The Daily Star ran an article on the event headlined, “Topless women flash boobs on British beach for ‘Free the Nipple’ protest,” with the subtitle, “HUNDREDS of girls stripped off in public in a bid to make breasts more acceptable.” Even in the context of women literally demanding that society cease to hypersexualize their bodies, it will apparently respond by doing just that, and reducing a powerful political statement about gender and hypocrisy to a childish, negative portrayal of brave and opinionated women as strippers.

It’s also worth noting how the headline casts female nipples as profane body parts to be scandalously “flashed” — I strongly doubt handfuls of men congregating topless on a beach would be accused of flashing the public. I also strongly doubt this would receive coverage at all considering men bearing their nipples is pretty much the most everyday, mundane phenomenon out there.

The Sunday Express took things a step further with a gross, slut-shaming headline that identified the movement as counterproductive to feminism: “Nude Brighton: As sun comes out 200 women get boobs out to strike blow for feminism” and the outraged subtitle, “FAMILIES taking a leisurely stroll along the seafront were shocked after hundreds of topless women stormed the beach as part of a bizarre ‘free the nipple’ campaign.”


Not only did it completely ignore the double standard being called out by protesters in portraying female nipples as nudity, but it also served as just another example of how rigid, dated standards for “family values” consistently work against women. By teaching children that female nipples are perverted and to be seen exclusively in sexual, intimate contexts while the sight of male nipples is no big deal, we’re teaching them that women aren’t entitled to make the same lifestyle choices as men and don’t deserve the same respect and acceptance society accords men.

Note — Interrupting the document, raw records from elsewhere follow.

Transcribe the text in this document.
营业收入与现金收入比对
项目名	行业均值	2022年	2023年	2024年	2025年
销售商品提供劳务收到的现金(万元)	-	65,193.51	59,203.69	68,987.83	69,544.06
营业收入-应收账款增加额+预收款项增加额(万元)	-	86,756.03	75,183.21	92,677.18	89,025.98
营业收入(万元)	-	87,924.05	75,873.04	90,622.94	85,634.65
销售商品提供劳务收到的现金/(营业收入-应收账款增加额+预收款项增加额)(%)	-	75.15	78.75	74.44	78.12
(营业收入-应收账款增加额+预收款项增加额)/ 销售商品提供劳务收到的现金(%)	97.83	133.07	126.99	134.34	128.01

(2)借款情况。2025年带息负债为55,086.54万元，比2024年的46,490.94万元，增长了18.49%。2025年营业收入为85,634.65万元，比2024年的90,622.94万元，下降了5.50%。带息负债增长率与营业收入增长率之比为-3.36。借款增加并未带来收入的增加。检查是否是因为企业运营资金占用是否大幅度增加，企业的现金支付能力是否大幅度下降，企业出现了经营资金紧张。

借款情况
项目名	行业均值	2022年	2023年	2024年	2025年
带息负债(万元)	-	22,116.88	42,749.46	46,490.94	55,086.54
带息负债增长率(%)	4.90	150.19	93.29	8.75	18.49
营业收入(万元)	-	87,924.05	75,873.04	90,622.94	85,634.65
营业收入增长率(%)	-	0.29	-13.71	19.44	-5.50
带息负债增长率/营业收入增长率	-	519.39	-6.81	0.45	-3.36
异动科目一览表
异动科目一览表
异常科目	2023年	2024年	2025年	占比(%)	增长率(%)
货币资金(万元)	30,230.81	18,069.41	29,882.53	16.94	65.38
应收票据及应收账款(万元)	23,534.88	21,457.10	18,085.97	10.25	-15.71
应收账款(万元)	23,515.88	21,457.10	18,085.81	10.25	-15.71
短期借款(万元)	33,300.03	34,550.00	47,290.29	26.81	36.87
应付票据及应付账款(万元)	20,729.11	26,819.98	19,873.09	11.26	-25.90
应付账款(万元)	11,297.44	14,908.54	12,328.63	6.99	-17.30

It’s worth noting that, as Indy 100 points out, neither outlet is “exactly salubrious about boobs on certain other pages,” and boobs only become something to gawk at and criticize when placed in the context of women expressing an opinion. Most lawmakers who have pushed for stricter public nudity laws in recent months don’t have any objections when it comes to adult entertainment, pornography, or any other context meant to cater to the male gaze. The taboo here clearly isn’t female nipples but women having the right to make choices about their bodies.

At any rate, this is hardly the first time Free the Nipple has been cast as counterproductive to feminism by overlooking more immediately concerning issues like sexual assault, the wage gap, or abortion rights. But feminism is all about supporting women’s autonomy over their bodies and the right to make their own lifestyle choices, as well as stomping the idea that women who dress (or don’t dress) and behave in a certain way are “asking for it” (whether “it” is harassment or sexual assault), which Free the Nipple protesters at Brighton were explicitly bringing attention to.

CREDIT: Barcroft Media/Getty Images

“There wasn’t any negativity or aggression, all we got was a lot of smiles and a lot of support and cheering … I joined the campaign to challenge the way women’s breasts were perceived,” Pressdee told The Daily Mail of the protest. “Breasts have been sexualized and the point of this campaign is that they don’t have to [be] sexual.”

And indeed, female nipples don’t have to be sexual, but they don’t have to be flaunted, either. The whole point of the movement is that, just as it’s up to men to show what they please from the waist up without consequences, it should also be up to women.